Financial stocks, by far the worst-performing sector in 2007, could well be the best in 2008. Foreign stocks, which I have long recommended, will continue to do well. But if the dollar rises, foreign stocks won’t benefit from currency gains and might lag U.S. stocks. As the U.S. economy slows, Chinese stocks will continue to cool — plus, they’re likely to suffer a hangover after the Beijing Olympics. Still, investors should maintain a diversified portfolio, with about 40% of their stocks allocated to foreign markets.
Political outlook. Of course, there’s the presidential election in November. I predict that Hillary Clinton will take the Democratic nomination and Rudy Giuliani the Republican nod. How about Bill Richardson as Clinton’s choice of running mate and John McCain as Giuliani’s?
The race will be a dogfight. I say the Democrats will win the White House and retain control of the House and Senate. That will cause the market to flutter a bit, as investors fret about the heightened prospects for higher taxes. But strengthening U.S. and global economies will keep the market on track for still another winning year.
Columnist Jeremy J. Siegel is a professor at the University of Pennsylvania’s Wharton School and the author of Stocks for the Long Run and The Future for Investors.
Now, very few people predicted the recession and very very few predicted how bad it would be, but come on!

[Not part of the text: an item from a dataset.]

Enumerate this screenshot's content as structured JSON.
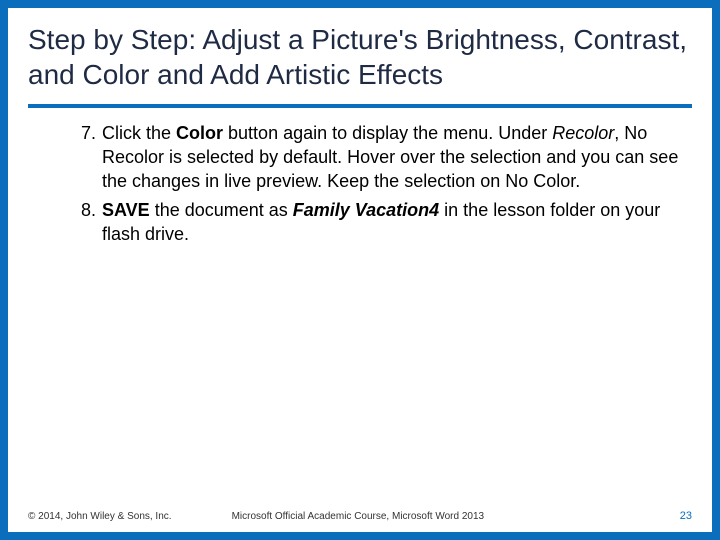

I know I was blindsided. I knew the housing bubble would burst but I didn’t see how it was going to affect me directly. I was a bit nervous about how high the market was getting, but I wasn’t into financial stuff and I figured the fund managers knew what was going on. What gets me is how people who study this for a living couldn’t see it coming.
Last week, I was looking at a fund report (thankfully, not one I’m in) that did poorly last year. In the analysis, the fund manager said most of the loss was due to one particular investment (I think an insurance company) that had taken on much more risk than the fund managers had realized. What? Isn’t a fund manager supposed to know what he is investing in? Unbelievable.
Of course the good side is I’ve become much more aware and skeptical.Hopefully I’ll do better managing my own affairs.